As a Skowhegan native who relocated to Mount Desert Island, I was delighted to see my home town featured in a special advertising section and appreciated most of the copy in Jasmine Haines’ “6 Great Things” article. But how can she write about the Skowhegan Indian without mentioning its sculptor, Bernard “Blackie” Langlais?
Langlais had married Skowhegan native Helen Friend and was commissioned to create the piece, which he did in Cushing. It arrived by flatbed truck in the summer of 1969. That “community effort” to restore it was spearheaded by local builder and craftsman Steve Dionne. With more research, this article would have been able to recognize these important, creative people.
Another Trump lie?
I was listening to a President Donald Trump interview over the weekend. He said they’ve already started to build the wall — big parts, it’s going to be beautiful — with money they had on hand. So what I’d like to know is, why was there a shutdown?
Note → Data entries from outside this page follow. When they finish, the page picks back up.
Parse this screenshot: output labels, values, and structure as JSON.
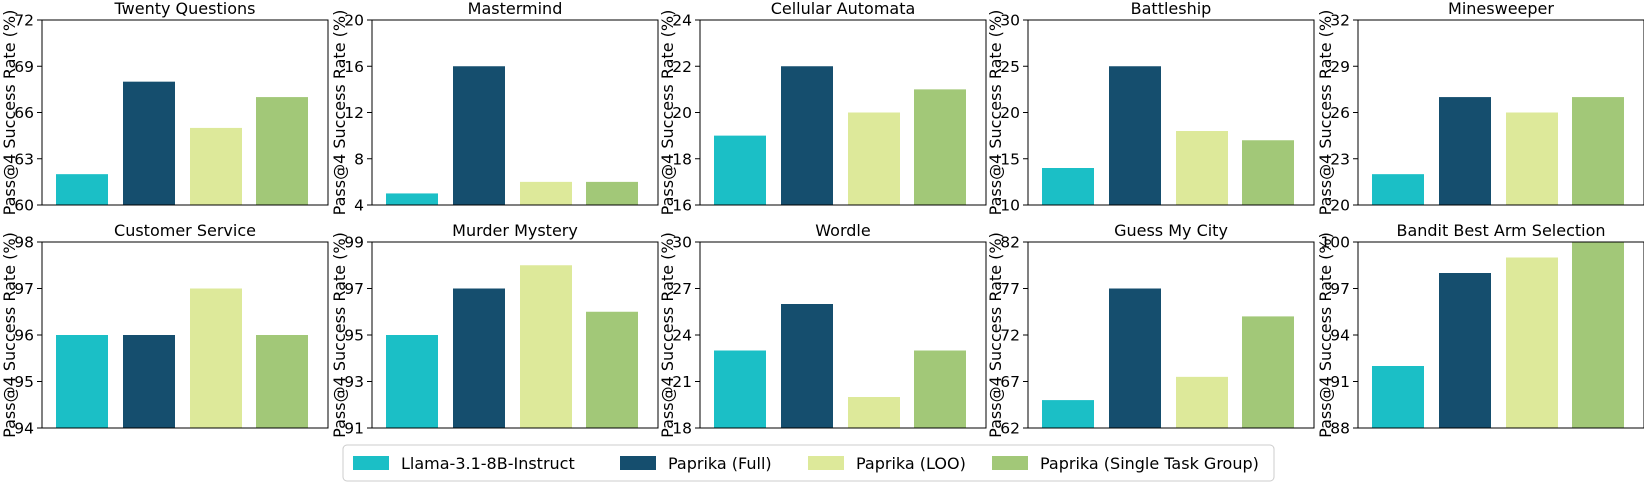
{
  "colors": {
    "Llama-3.1-8B-Instruct": "#1bbfc6",
    "Paprika (Full)": "#154e6e",
    "Paprika (LOO)": "#dde99a",
    "Paprika (Single Task Group)": "#a2c878"
  },
  "legend": {
    "items": [
      "Llama-3.1-8B-Instruct",
      "Paprika (Full)",
      "Paprika (LOO)",
      "Paprika (Single Task Group)"
    ]
  },
  "chart_data": [
    {
      "type": "bar",
      "title": "Twenty Questions",
      "ylabel": "Pass@4 Success Rate (%)",
      "ylim": [
        60,
        72
      ],
      "yticks": [
        60,
        63,
        66,
        69,
        72
      ],
      "categories": [
        "Llama-3.1-8B-Instruct",
        "Paprika (Full)",
        "Paprika (LOO)",
        "Paprika (Single Task Group)"
      ],
      "values": [
        62,
        68,
        65,
        67
      ]
    },
    {
      "type": "bar",
      "title": "Mastermind",
      "ylabel": "Pass@4 Success Rate (%)",
      "ylim": [
        4,
        20
      ],
      "yticks": [
        4,
        8,
        12,
        16,
        20
      ],
      "categories": [
        "Llama-3.1-8B-Instruct",
        "Paprika (Full)",
        "Paprika (LOO)",
        "Paprika (Single Task Group)"
      ],
      "values": [
        5,
        16,
        6,
        6
      ]
    },
    {
      "type": "bar",
      "title": "Cellular Automata",
      "ylabel": "Pass@4 Success Rate (%)",
      "ylim": [
        16,
        24
      ],
      "yticks": [
        16,
        18,
        20,
        22,
        24
      ],
      "categories": [
        "Llama-3.1-8B-Instruct",
        "Paprika (Full)",
        "Paprika (LOO)",
        "Paprika (Single Task Group)"
      ],
      "values": [
        19,
        22,
        20,
        21
      ]
    },
    {
      "type": "bar",
      "title": "Battleship",
      "ylabel": "Pass@4 Success Rate (%)",
      "ylim": [
        10,
        30
      ],
      "yticks": [
        10,
        15,
        20,
        25,
        30
      ],
      "categories": [
        "Llama-3.1-8B-Instruct",
        "Paprika (Full)",
        "Paprika (LOO)",
        "Paprika (Single Task Group)"
      ],
      "values": [
        14,
        25,
        18,
        17
      ]
    },
    {
      "type": "bar",
      "title": "Minesweeper",
      "ylabel": "Pass@4 Success Rate (%)",
      "ylim": [
        20,
        32
      ],
      "yticks": [
        20,
        23,
        26,
        29,
        32
      ],
      "categories": [
        "Llama-3.1-8B-Instruct",
        "Paprika (Full)",
        "Paprika (LOO)",
        "Paprika (Single Task Group)"
      ],
      "values": [
        22,
        27,
        26,
        27
      ]
    },
    {
      "type": "bar",
      "title": "Customer Service",
      "ylabel": "Pass@4 Success Rate (%)",
      "ylim": [
        94,
        98
      ],
      "yticks": [
        94,
        95,
        96,
        97,
        98
      ],
      "categories": [
        "Llama-3.1-8B-Instruct",
        "Paprika (Full)",
        "Paprika (LOO)",
        "Paprika (Single Task Group)"
      ],
      "values": [
        96,
        96,
        97,
        96
      ]
    },
    {
      "type": "bar",
      "title": "Murder Mystery",
      "ylabel": "Pass@4 Success Rate (%)",
      "ylim": [
        91,
        99
      ],
      "yticks": [
        91,
        93,
        95,
        97,
        99
      ],
      "categories": [
        "Llama-3.1-8B-Instruct",
        "Paprika (Full)",
        "Paprika (LOO)",
        "Paprika (Single Task Group)"
      ],
      "values": [
        95,
        97,
        98,
        96
      ]
    },
    {
      "type": "bar",
      "title": "Wordle",
      "ylabel": "Pass@4 Success Rate (%)",
      "ylim": [
        18,
        30
      ],
      "yticks": [
        18,
        21,
        24,
        27,
        30
      ],
      "categories": [
        "Llama-3.1-8B-Instruct",
        "Paprika (Full)",
        "Paprika (LOO)",
        "Paprika (Single Task Group)"
      ],
      "values": [
        23,
        26,
        20,
        23
      ]
    },
    {
      "type": "bar",
      "title": "Guess My City",
      "ylabel": "Pass@4 Success Rate (%)",
      "ylim": [
        62,
        82
      ],
      "yticks": [
        62,
        67,
        72,
        77,
        82
      ],
      "categories": [
        "Llama-3.1-8B-Instruct",
        "Paprika (Full)",
        "Paprika (LOO)",
        "Paprika (Single Task Group)"
      ],
      "values": [
        65,
        77,
        67.5,
        74
      ]
    },
    {
      "type": "bar",
      "title": "Bandit Best Arm Selection",
      "ylabel": "Pass@4 Success Rate (%)",
      "ylim": [
        88,
        100
      ],
      "yticks": [
        88,
        91,
        94,
        97,
        100
      ],
      "categories": [
        "Llama-3.1-8B-Instruct",
        "Paprika (Full)",
        "Paprika (LOO)",
        "Paprika (Single Task Group)"
      ],
      "values": [
        92,
        98,
        99,
        100
      ]
    }
  ]
}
Or is that another lie?
Last week, he didn’t agree with his own Intelligence officers. He told them to go back to school. That was similar to a previous statement of don’t believe what you see or hear. It was a congressional hearing on live TV.
No to NECEC
On behalf of the Say NO to NECEC effort, I would like to remind our public advocate and other Public Utility Commission intervenors that there is no amount of short-term money worth the permanent destruction to the one of the last contiguous forests in the world. Maine’s brand, recreational tourism, native brook trout habitat, and way of life should not be discarded for an elective transmission upgrade that will not improve reliability for Maine’s ratepayers.
Central Maine Power’s New England Clean Energy Connect, a proposed transmission line through Maine to bring power to Massachusetts, does not represent new green energy and will prevent growth of Maine-based renewable energy. The proposal will not provide a true path toward climate sustainability or provide a reduction in global carbon dioxide emissions. Parties that wish to settle for their own profit interests should dig deep in to their conscience before selling out Maine to benefit their profit interests. The public may submit comments to the Public Utilities Commission.
Simple border technology
A recent drug bust stopped 254 pounds of fentanyl at the Arizona border, enough for 100 million lethal doses. This happened at a port-of-entry, where guards used a scanner and a search dog to find the drugs. Simple stuff works, so we need more guards, dogs, scanners and walls. However, the same amount of drugs could easily be carried by 10 people, with 25-pound packs, across an open border. We know what we catch, but not what we miss.
Unarmed drones and satellites can’t stop intruders, only alert the guards to chase them. Climbing a tall fence takes effort and time, and exposes the intruder. Fences reduce intrusions, and places without fences are a well-worn path of entry. Electronics aren’t cheap or foolproof, and require skilled technicians (who are in short supply) to operate, troubleshoot and repair or replace. By contrast, the simple walls of my house keep people away.
People cross the open border every day. We don’t know who they are, where they’re going, or what they’re bringing, unless we catch them. I’d prefer a fence, some dogs and some guards instead of complex video equipment watching them break the law.